I am having an intermittent problem with the TEAMed NICs losing their network connectivity.
But first, here’s some details about my environment. I have a four node Hyper-V Cluster running Windows Server 2012 R2. The servers are Dell R720 with two Broadcom Quad 1Gig Ports (B5720 and B5719). This gives each one of my servers a total
of eight 1Gb ports. With this, I’ve setup 2 network Teams. Here’s how I’ve got my 8 NICs setup:
- I’ve created a TEAM with Port1 on the B5720 and Port1 on the B5719. These two TEAMed NICs are plugged into Cisco Switch ports that have been assigned to my “SERVER Network” (the VLAN where all my servers can communicate with each other). This TEAM is used for regular server to server communications and access to AD. We will call this team “SERVER_TEAM”
- I’ve also created a second TEAM with Port2 on the B5720 and Port2 on the B5719. These two TEAMed NICs are plugged into Cisco switch ports that are configured as trunks, with various VLANs tied to them. I’ve then created a Virtual Switch in Hyper-V
using this TEAM. We will call this team “vSWITCH_TEAM”
- The remaining 4 ports have been left as individual NICs. One for LiveMigration, one for internal cluster communication, and two for SMB traffic.
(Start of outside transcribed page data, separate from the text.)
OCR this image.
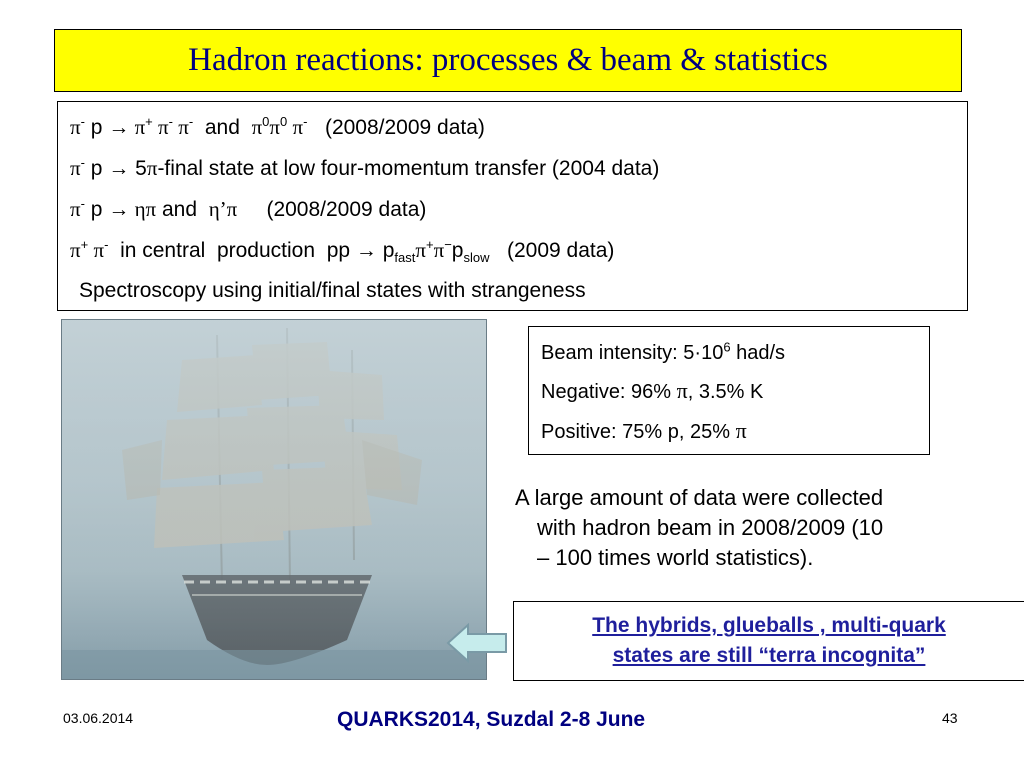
Hadron reactions: processes & beam & statistics
π- p → π+ π- π-  and  $\pi^0\pi^0$ π-   (2008/2009 data)
π- p → 5π-final state at low four-momentum transfer (2004 data)
π- p → ηπ and  η’π     (2008/2009 data)
π+ π-  in central  production  pp → $p_{fast}\pi^+\pi^-p_{slow}$   (2009 data)
Spectroscopy using initial/final states with strangeness
Beam intensity: $5\cdot 10^6$ had/s
Negative: 96% π, 3.5% K
Positive: 75% p, 25% π
A large amount of data were collected
with hadron beam in 2008/2009 (10
– 100 times world statistics).
The hybrids, glueballs , multi-quark
states are still “terra incognita”
03.06.2014	QUARKS2014, Suzdal 2-8 June	43
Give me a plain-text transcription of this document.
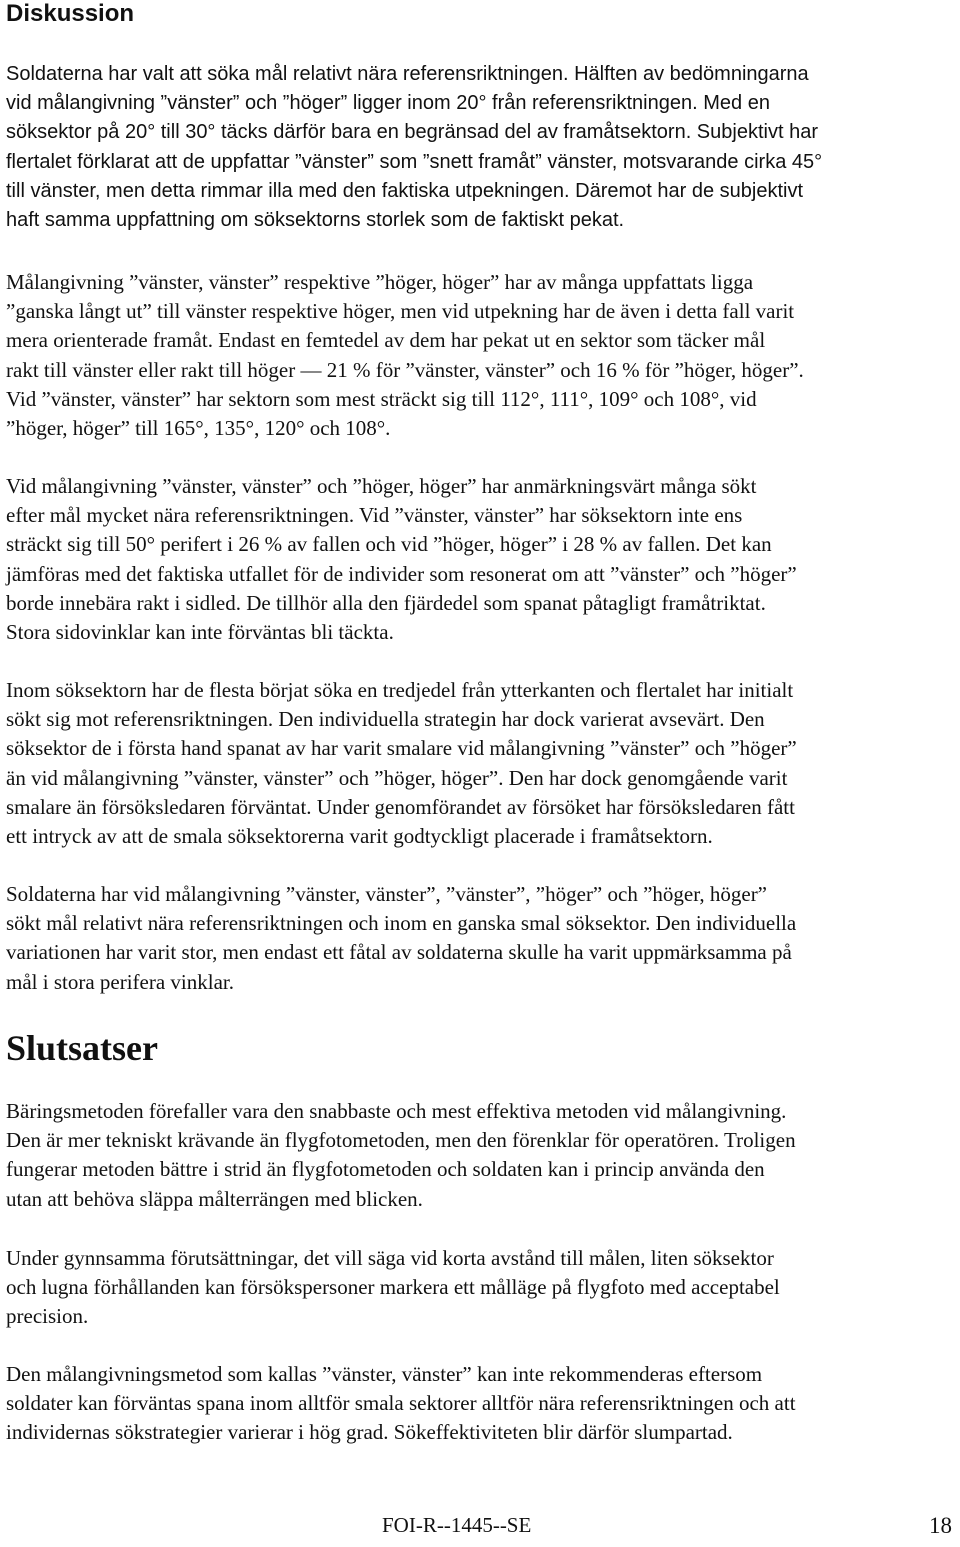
Diskussion
Soldaterna har valt att söka mål relativt nära referensriktningen. Hälften av bedömningarna
vid målangivning ”vänster” och ”höger” ligger inom 20° från referensriktningen. Med en
söksektor på 20° till 30° täcks därför bara en begränsad del av framåtsektorn. Subjektivt har
flertalet förklarat att de uppfattar ”vänster” som ”snett framåt” vänster, motsvarande cirka 45°
till vänster, men detta rimmar illa med den faktiska utpekningen. Däremot har de subjektivt
haft samma uppfattning om söksektorns storlek som de faktiskt pekat.
Målangivning ”vänster, vänster” respektive ”höger, höger” har av många uppfattats ligga
”ganska långt ut” till vänster respektive höger, men vid utpekning har de även i detta fall varit
mera orienterade framåt. Endast en femtedel av dem har pekat ut en sektor som täcker mål
rakt till vänster eller rakt till höger — 21 % för ”vänster, vänster” och 16 % för ”höger, höger”.
Vid ”vänster, vänster” har sektorn som mest sträckt sig till 112°, 111°, 109° och 108°, vid
”höger, höger” till 165°, 135°, 120° och 108°.
Vid målangivning ”vänster, vänster” och ”höger, höger” har anmärkningsvärt många sökt
efter mål mycket nära referensriktningen. Vid ”vänster, vänster” har söksektorn inte ens
sträckt sig till 50° perifert i 26 % av fallen och vid ”höger, höger” i 28 % av fallen. Det kan
jämföras med det faktiska utfallet för de individer som resonerat om att ”vänster” och ”höger”
borde innebära rakt i sidled. De tillhör alla den fjärdedel som spanat påtagligt framåtriktat.
Stora sidovinklar kan inte förväntas bli täckta.
Inom söksektorn har de flesta börjat söka en tredjedel från ytterkanten och flertalet har initialt
sökt sig mot referensriktningen. Den individuella strategin har dock varierat avsevärt. Den
söksektor de i första hand spanat av har varit smalare vid målangivning ”vänster” och ”höger”
än vid målangivning ”vänster, vänster” och ”höger, höger”. Den har dock genomgående varit
smalare än försöksledaren förväntat. Under genomförandet av försöket har försöksledaren fått
ett intryck av att de smala söksektorerna varit godtyckligt placerade i framåtsektorn.
Soldaterna har vid målangivning ”vänster, vänster”, ”vänster”, ”höger” och ”höger, höger”
sökt mål relativt nära referensriktningen och inom en ganska smal söksektor. Den individuella
variationen har varit stor, men endast ett fåtal av soldaterna skulle ha varit uppmärksamma på
mål i stora perifera vinklar.
Slutsatser
Bäringsmetoden förefaller vara den snabbaste och mest effektiva metoden vid målangivning.
Den är mer tekniskt krävande än flygfotometoden, men den förenklar för operatören. Troligen
fungerar metoden bättre i strid än flygfotometoden och soldaten kan i princip använda den
utan att behöva släppa målterrängen med blicken.
Under gynnsamma förutsättningar, det vill säga vid korta avstånd till målen, liten söksektor
och lugna förhållanden kan försökspersoner markera ett målläge på flygfoto med acceptabel
precision.
Den målangivningsmetod som kallas ”vänster, vänster” kan inte rekommenderas eftersom
soldater kan förväntas spana inom alltför smala sektorer alltför nära referensriktningen och att
individernas sökstrategier varierar i hög grad. Sökeffektiviteten blir därför slumpartad.
FOI-R--1445--SE	18
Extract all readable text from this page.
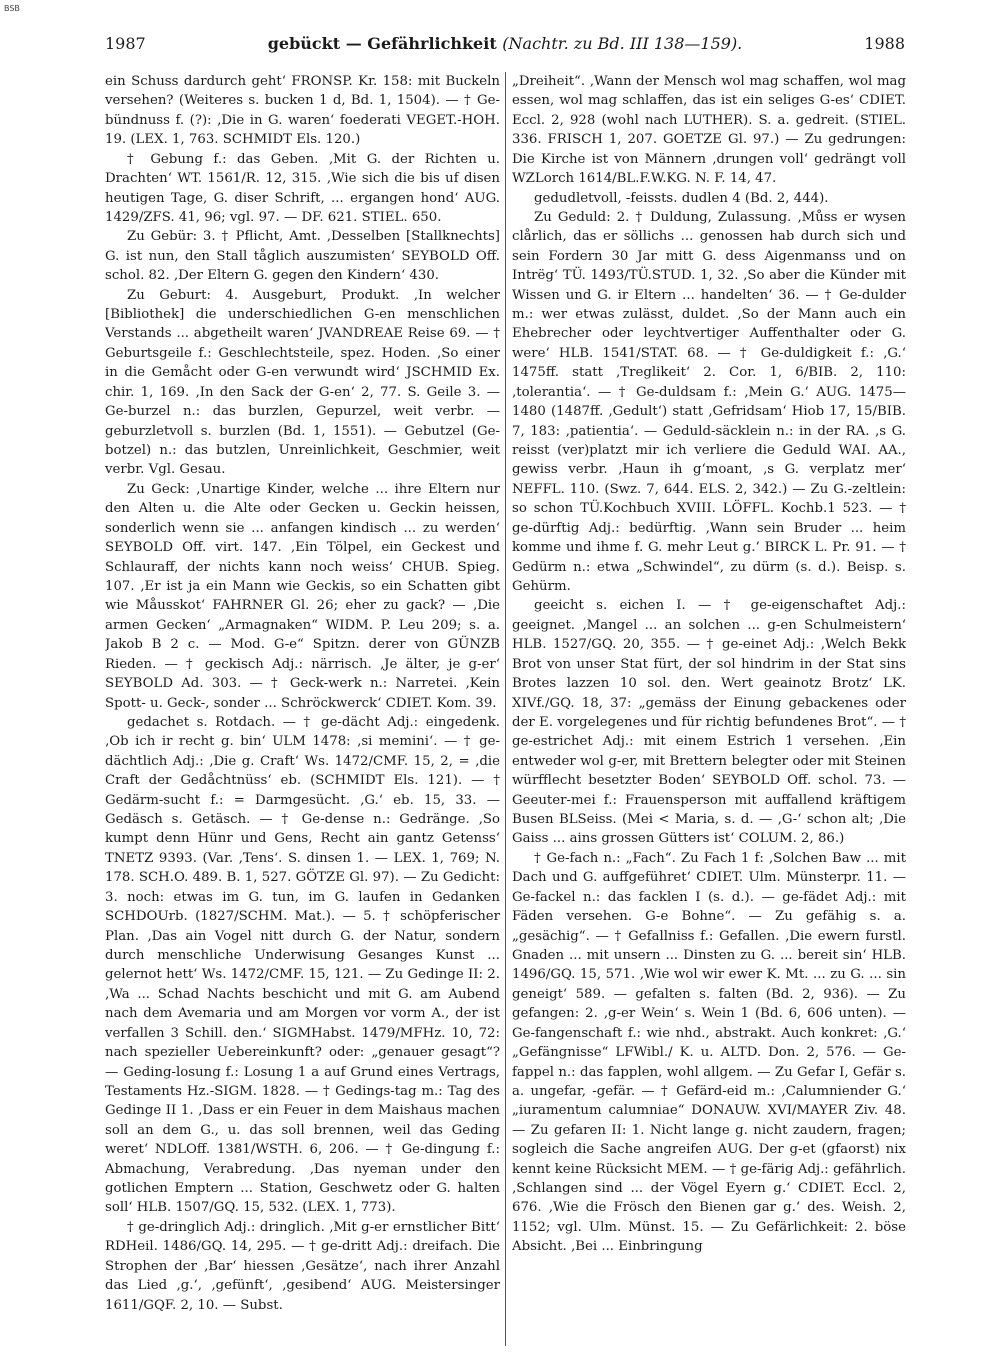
BSB
1987	gebückt — Gefährlichkeit (Nachtr. zu Bd. III 138—159).	1988

ein Schuss dardurch geht‘ FRONSP. Kr. 158: mit Buckeln versehen? (Weiteres s. bucken 1 d, Bd. 1, 1504). — † Ge-bündnuss f. (?): ‚Die in G. waren‘ foederati VEGET.-HOH. 19. (LEX. 1, 763. SCHMIDT Els. 120.)

† Gebung f.: das Geben. ‚Mit G. der Richten u. Drachten‘ WT. 1561/R. 12, 315. ‚Wie sich die bis uf disen heutigen Tage, G. diser Schrift, ... ergangen hond‘ AUG. 1429/ZFS. 41, 96; vgl. 97. — DF. 621. STIEL. 650.

Zu Gebür: 3. † Pflicht, Amt. ‚Desselben [Stallknechts] G. ist nun, den Stall tåglich auszumisten‘ SEYBOLD Off. schol. 82. ‚Der Eltern G. gegen den Kindern‘ 430.

Zu Geburt: 4. Ausgeburt, Produkt. ‚In welcher [Bibliothek] die underschiedlichen G-en menschlichen Verstands ... abgetheilt waren‘ JVANDREAE Reise 69. — † Geburtsgeile f.: Geschlechtsteile, spez. Hoden. ‚So einer in die Gemåcht oder G-en verwundt wird‘ JSCHMID Ex. chir. 1, 169. ‚In den Sack der G-en‘ 2, 77. S. Geile 3. — Ge-burzel n.: das burzlen, Gepurzel, weit verbr. — geburzletvoll s. burzlen (Bd. 1, 1551). — Gebutzel (Ge-botzel) n.: das butzlen, Unreinlichkeit, Geschmier, weit verbr. Vgl. Gesau.

Zu Geck: ‚Unartige Kinder, welche ... ihre Eltern nur den Alten u. die Alte oder Gecken u. Geckin heissen, sonderlich wenn sie ... anfangen kindisch ... zu werden‘ SEYBOLD Off. virt. 147. ‚Ein Tölpel, ein Geckest und Schlauraff, der nichts kann noch weiss‘ CHUB. Spieg. 107. ‚Er ist ja ein Mann wie Geckis, so ein Schatten gibt wie Måusskot‘ FAHRNER Gl. 26; eher zu gack? — ‚Die armen Gecken‘ „Armagnaken“ WIDM. P. Leu 209; s. a. Jakob B 2 c. — Mod. G-e“ Spitzn. derer von GÜNZB Rieden. — † geckisch Adj.: närrisch. ‚Je älter, je g-er‘ SEYBOLD Ad. 303. — † Geck-werk n.: Narretei. ‚Kein Spott- u. Geck-, sonder ... Schröckwerck‘ CDIET. Kom. 39.

gedachet s. Rotdach. — † ge-dächt Adj.: eingedenk. ‚Ob ich ir recht g. bin‘ ULM 1478: ‚si memini‘. — † ge-dächtlich Adj.: ‚Die g. Craft‘ Ws. 1472/CMF. 15, 2, = ‚die Craft der Gedåchtnüss‘ eb. (SCHMIDT Els. 121). — † Gedärm-sucht f.: = Darmgesücht. ‚G.‘ eb. 15, 33. — Gedäsch s. Getäsch. — † Ge-dense n.: Gedränge. ‚So kumpt denn Hünr und Gens, Recht ain gantz Getenss‘ TNETZ 9393. (Var. ‚Tens‘. S. dinsen 1. — LEX. 1, 769; N. 178. SCH.O. 489. B. 1, 527. GÖTZE Gl. 97). — Zu Gedicht: 3. noch: etwas im G. tun, im G. laufen in Gedanken SCHDOUrb. (1827/SCHM. Mat.). — 5. † schöpferischer Plan. ‚Das ain Vogel nitt durch G. der Natur, sondern durch menschliche Underwisung Gesanges Kunst ... gelernot hett‘ Ws. 1472/CMF. 15, 121. — Zu Gedinge II: 2. ‚Wa ... Schad Nachts beschicht und mit G. am Aubend nach dem Avemaria und am Morgen vor vorm A., der ist verfallen 3 Schill. den.‘ SIGMHabst. 1479/MFHz. 10, 72: nach spezieller Uebereinkunft? oder: „genauer gesagt“? — Geding-losung f.: Losung 1 a auf Grund eines Vertrags, Testaments Hz.-SIGM. 1828. — † Gedings-tag m.: Tag des Gedinge II 1. ‚Dass er ein Feuer in dem Maishaus machen soll an dem G., u. das soll brennen, weil das Geding weret‘ NDLOff. 1381/WSTH. 6, 206. — † Ge-dingung f.: Abmachung, Verabredung. ‚Das nyeman under den gotlichen Emptern ... Station, Geschwetz oder G. halten soll‘ HLB. 1507/GQ. 15, 532. (LEX. 1, 773).

† ge-dringlich Adj.: dringlich. ‚Mit g-er ernstlicher Bitt‘ RDHeil. 1486/GQ. 14, 295. — † ge-dritt Adj.: dreifach. Die Strophen der ‚Bar‘ hiessen ‚Gesätze‘, nach ihrer Anzahl das Lied ‚g.‘, ‚gefünft‘, ‚gesibend‘ AUG. Meistersinger 1611/GQF. 2, 10. — Subst.

„Dreiheit“. ‚Wann der Mensch wol mag schaffen, wol mag essen, wol mag schlaffen, das ist ein seliges G-es‘ CDIET. Eccl. 2, 928 (wohl nach LUTHER). S. a. gedreit. (STIEL. 336. FRISCH 1, 207. GOETZE Gl. 97.) — Zu gedrungen: Die Kirche ist von Männern ‚drungen voll‘ gedrängt voll WZLorch 1614/BL.F.W.KG. N. F. 14, 47.

gedudletvoll, -feissts. dudlen 4 (Bd. 2, 444).

Zu Geduld: 2. † Duldung, Zulassung. ‚Můss er wysen clårlich, das er söllichs ... genossen hab durch sich und sein Fordern 30 Jar mitt G. dess Aigenmanss und on Intrёg‘ TÜ. 1493/TÜ.STUD. 1, 32. ‚So aber die Künder mit Wissen und G. ir Eltern ... handelten‘ 36. — † Ge-dulder m.: wer etwas zulässt, duldet. ‚So der Mann auch ein Ehebrecher oder leychtvertiger Auffenthalter oder G. were‘ HLB. 1541/STAT. 68. — † Ge-duldigkeit f.: ‚G.‘ 1475ff. statt ‚Treglikeit‘ 2. Cor. 1, 6/BIB. 2, 110: ‚tolerantia‘. — † Ge-duldsam f.: ‚Mein G.‘ AUG. 1475—1480 (1487ff. ‚Gedult‘) statt ‚Gefridsam‘ Hiob 17, 15/BIB. 7, 183: ‚patientia‘. — Geduld-säcklein n.: in der RA. ‚s G. reisst (ver)platzt mir ich verliere die Geduld WAI. AA., gewiss verbr. ‚Haun ih g‘moant, ‚s G. verplatz mer‘ NEFFL. 110. (Swz. 7, 644. ELS. 2, 342.) — Zu G.-zeltlein: so schon TÜ.Kochbuch XVIII. LÖFFL. Kochb.1 523. — † ge-dürftig Adj.: bedürftig. ‚Wann sein Bruder ... heim komme und ihme f. G. mehr Leut g.‘ BIRCK L. Pr. 91. — † Gedürm n.: etwa „Schwindel“, zu dürm (s. d.). Beisp. s. Gehürm.

geeicht s. eichen I. — † ge-eigenschaftet Adj.: geeignet. ‚Mangel ... an solchen ... g-en Schulmeistern‘ HLB. 1527/GQ. 20, 355. — † ge-einet Adj.: ‚Welch Bekk Brot von unser Stat fürt, der sol hindrim in der Stat sins Brotes lazzen 10 sol. den. Wert geainotz Brotz‘ LK. XIVf./GQ. 18, 37: „gemäss der Einung gebackenes oder der E. vorgelegenes und für richtig befundenes Brot“. — † ge-estrichet Adj.: mit einem Estrich 1 versehen. ‚Ein entweder wol g-er, mit Brettern belegter oder mit Steinen würfflecht besetzter Boden‘ SEYBOLD Off. schol. 73. — Geeuter-mei f.: Frauensperson mit auffallend kräftigem Busen BLSeiss. (Mei < Maria, s. d. — ‚G-‘ schon alt; ‚Die Gaiss ... ains grossen Gütters ist‘ COLUM. 2, 86.)

† Ge-fach n.: „Fach“. Zu Fach 1 f: ‚Solchen Baw ... mit Dach und G. auffgeführet‘ CDIET. Ulm. Münsterpr. 11. — Ge-fackel n.: das facklen I (s. d.). — ge-fädet Adj.: mit Fäden versehen. G-e Bohne“. — Zu gefähig s. a. „gesächig“. — † Gefallniss f.: Gefallen. ‚Die ewern furstl. Gnaden ... mit unsern ... Dinsten zu G. ... bereit sin‘ HLB. 1496/GQ. 15, 571. ‚Wie wol wir ewer K. Mt. ... zu G. ... sin geneigt‘ 589. — gefalten s. falten (Bd. 2, 936). — Zu gefangen: 2. ‚g-er Wein‘ s. Wein 1 (Bd. 6, 606 unten). — Ge-fangenschaft f.: wie nhd., abstrakt. Auch konkret: ‚G.‘ „Gefängnisse“ LFWibl./ K. u. ALTD. Don. 2, 576. — Ge-fappel n.: das fapplen, wohl allgem. — Zu Gefar I, Gefär s. a. ungefar, -gefär. — † Gefärd-eid m.: ‚Calumniender G.‘ „iuramentum calumniae“ DONAUW. XVI/MAYER Ziv. 48. — Zu gefaren II: 1. Nicht lange g. nicht zaudern, fragen; sogleich die Sache angreifen AUG. Der g-et (gfaorst) nix kennt keine Rücksicht MEM. — † ge-färig Adj.: gefährlich. ‚Schlangen sind ... der Vögel Eyern g.‘ CDIET. Eccl. 2, 676. ‚Wie die Frösch den Bienen gar g.‘ des. Weish. 2, 1152; vgl. Ulm. Münst. 15. — Zu Gefärlichkeit: 2. böse Absicht. ‚Bei ... Einbringung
Both teams have been configured as follows:
- Teaming mode = Switch Independent
- Load balancing mode = Dynamic
- Standby adapter = None (all adapters Active)
Problem Description
Every once in a while, the VMs on one node, will all simultaneously lose their network connection. And right away, the phone starts to ring off the hook, as our users can no longer access the services supplied by the affected VMs. LiveMigrating
the VMs to another host, will restore the VMs network connections.
I’ve tried moving a non-critical VM back to the problem host, and as expected, that VM lost network connection. If I reboot the host, then everything is fine again, and I can move VMs back onto that host and they continue to talk to the network perfectly.
I’ve also found out, that instead of rebooting the host, I could unplug the network cables being used by the virtual switch team, and then plug them back in, and that also fixes the problem. This is a reoccurring issue that has occurred on more than
one of my hosts, therefore, it’s not a hardware problem with one of the servers.
When the problem is occurring, our “Cisco Guy” says that he sees a whole lot of ‘dropped packets’ on one of the interfaces in the team.
Does anyone have any ideas or suggestions? These Hyper-V hosts are bran new, fully patched, with the latest Broadcom NIC drivers installed.